Determined to prove that all her students are innocent, Carla sets a trap; her ploy proves successful, and the actual culprit’s identity is obvious. But here’s where matters become really complicated: That individual angrily denies the charge — in what most people would recognize as an overly loud and defensive manner — and accuses Carla of an illegal secret recording, which “violates personal privacy rights.”

 

Zero-tolerance policy, again. At which point, Çatak and Duncker’s core message becomes blindingly clear: Nothing can be accomplished — in this school, or the outside world — under the burden of so many zero tolerance policies.

 

“The school is like a society trapped in itself,” Çatak explains, in the film’s production notes, “where no action is taken, only a lot of dust is raised by a lot of talk, to end up with a very unsatisfactory results: Everyone is damaged.”

 

(That said, it’s easy to see why Germany lets the scale swing so far on this issue; memories of the stasi won’t die quickly.)

 

The collateral damage is crippling, since it affects the promising relationship Carla has nurtured with one of her students. 

 

This crisis notwithstanding, the school’s student/teacher dynamics are fascinating, particularly when compared to their American counterparts. These students have a much stronger voice in all aspects from curriculum to discipline; the student reps are present at meetings that one would expect would be adults-only. (One assumes this is a progressive school, but still...)

 

Social media plays its usual damaging role, but even the school newspaper staff members behave more like intractable interrogators than investigative reporters willing to suss out actual truth.

 

And, through it all, Carla becomes trapped in a expanding whirlwind of her own creation, which threatens the stability of the school environment.

 

Benesch’s performance is sublime. Carla subtly shifts from the cheerful, friendly and passionate instructor we initially meet, to bewildered, then angry, then frightened and finally — worst of all — powerless. Most of this is accomplished without dialogue, solely via Benesch’s expressions, posture and eyes that eventually grow wider than we’d have thought possible.

 

Many of the children also stand out (and not always for positive reasons). They’re well-developed characters, and they look like seventh-graders.

 

Marvin Miller’s “score” is little more than plucked single strings, which heighten the developing — and quite unsettling — tension.

 

All this said, questions remain.
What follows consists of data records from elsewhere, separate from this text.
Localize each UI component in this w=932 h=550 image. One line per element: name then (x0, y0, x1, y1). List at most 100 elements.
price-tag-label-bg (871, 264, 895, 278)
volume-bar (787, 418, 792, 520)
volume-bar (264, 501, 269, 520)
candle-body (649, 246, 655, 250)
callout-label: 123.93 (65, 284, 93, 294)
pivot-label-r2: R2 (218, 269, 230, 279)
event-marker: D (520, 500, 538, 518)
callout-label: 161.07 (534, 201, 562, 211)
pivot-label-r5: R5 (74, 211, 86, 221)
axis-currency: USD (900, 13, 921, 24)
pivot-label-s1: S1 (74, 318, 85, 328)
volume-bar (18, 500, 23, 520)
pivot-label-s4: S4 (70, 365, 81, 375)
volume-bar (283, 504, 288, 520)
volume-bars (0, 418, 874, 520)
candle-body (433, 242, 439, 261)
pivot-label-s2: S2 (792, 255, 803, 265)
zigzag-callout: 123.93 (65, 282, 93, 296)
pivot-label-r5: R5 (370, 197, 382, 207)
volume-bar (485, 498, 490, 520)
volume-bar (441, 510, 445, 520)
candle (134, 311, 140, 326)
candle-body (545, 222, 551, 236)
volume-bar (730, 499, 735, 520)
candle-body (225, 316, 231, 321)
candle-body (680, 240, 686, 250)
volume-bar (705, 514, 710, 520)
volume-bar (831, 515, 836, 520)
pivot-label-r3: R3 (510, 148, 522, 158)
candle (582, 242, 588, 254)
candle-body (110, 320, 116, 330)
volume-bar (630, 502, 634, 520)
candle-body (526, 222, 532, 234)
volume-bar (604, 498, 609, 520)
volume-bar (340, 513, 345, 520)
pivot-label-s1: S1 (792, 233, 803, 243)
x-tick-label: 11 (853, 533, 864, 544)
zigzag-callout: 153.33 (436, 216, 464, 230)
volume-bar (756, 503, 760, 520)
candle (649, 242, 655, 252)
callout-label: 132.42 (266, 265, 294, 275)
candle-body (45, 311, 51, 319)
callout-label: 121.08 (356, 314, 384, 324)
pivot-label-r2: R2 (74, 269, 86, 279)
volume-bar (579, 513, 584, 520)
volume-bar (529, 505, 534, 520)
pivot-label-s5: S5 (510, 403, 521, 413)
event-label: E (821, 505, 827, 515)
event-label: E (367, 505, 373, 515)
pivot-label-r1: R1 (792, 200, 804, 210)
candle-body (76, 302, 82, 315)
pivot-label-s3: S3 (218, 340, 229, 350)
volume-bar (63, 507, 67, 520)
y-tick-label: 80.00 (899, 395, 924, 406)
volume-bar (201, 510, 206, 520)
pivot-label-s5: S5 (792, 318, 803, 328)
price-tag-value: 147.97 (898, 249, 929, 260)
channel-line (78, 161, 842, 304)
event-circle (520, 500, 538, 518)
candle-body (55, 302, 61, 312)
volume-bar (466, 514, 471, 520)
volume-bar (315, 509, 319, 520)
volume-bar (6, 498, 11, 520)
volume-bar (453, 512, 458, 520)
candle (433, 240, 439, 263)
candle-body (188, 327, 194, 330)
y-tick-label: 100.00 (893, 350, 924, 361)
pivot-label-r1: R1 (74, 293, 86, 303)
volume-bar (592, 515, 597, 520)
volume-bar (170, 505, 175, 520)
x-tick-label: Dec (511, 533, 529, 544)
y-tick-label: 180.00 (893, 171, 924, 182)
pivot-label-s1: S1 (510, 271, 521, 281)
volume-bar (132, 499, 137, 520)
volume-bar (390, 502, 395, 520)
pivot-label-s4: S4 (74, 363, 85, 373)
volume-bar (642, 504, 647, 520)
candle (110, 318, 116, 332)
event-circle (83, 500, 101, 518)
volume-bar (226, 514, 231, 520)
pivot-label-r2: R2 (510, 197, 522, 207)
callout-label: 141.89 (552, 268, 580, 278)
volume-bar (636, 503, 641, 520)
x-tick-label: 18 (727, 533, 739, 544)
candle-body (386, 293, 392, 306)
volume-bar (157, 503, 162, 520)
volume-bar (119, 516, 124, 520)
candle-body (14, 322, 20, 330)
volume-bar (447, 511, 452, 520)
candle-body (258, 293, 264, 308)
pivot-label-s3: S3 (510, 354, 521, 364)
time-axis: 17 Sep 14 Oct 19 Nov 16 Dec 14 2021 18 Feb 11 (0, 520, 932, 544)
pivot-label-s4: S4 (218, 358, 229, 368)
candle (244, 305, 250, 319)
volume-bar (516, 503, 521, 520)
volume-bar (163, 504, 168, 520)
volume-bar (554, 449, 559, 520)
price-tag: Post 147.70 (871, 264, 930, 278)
One of Carla’s fellow teachers remains kind to her throughout, and they exchange a hug at a key moment. Is their relationship deeper than mere work colleagues? And what is the nature of Carla’s relationship with the man with whom she shares a videotelechat, toward the film’s beginning?

 

On top of which, few will be satisfied by the ambiguity of Çatak and Duncker’s concluding scene. I suspect the director would argue “That’s the way it is, in the real world,” but even so; far too many chads are left hanging. (Much as I’d like to cite a few, they’d be spoilers.)


Even so, Çatak and Duncker have an unerring sense of today’s work dynamics and relationships ... which is to say, we’re all in a bad place, given this degree of suspicion and reflexive hostility. It’s no surprise this film is Germany’s Oscar nominee for Best International Feature Film.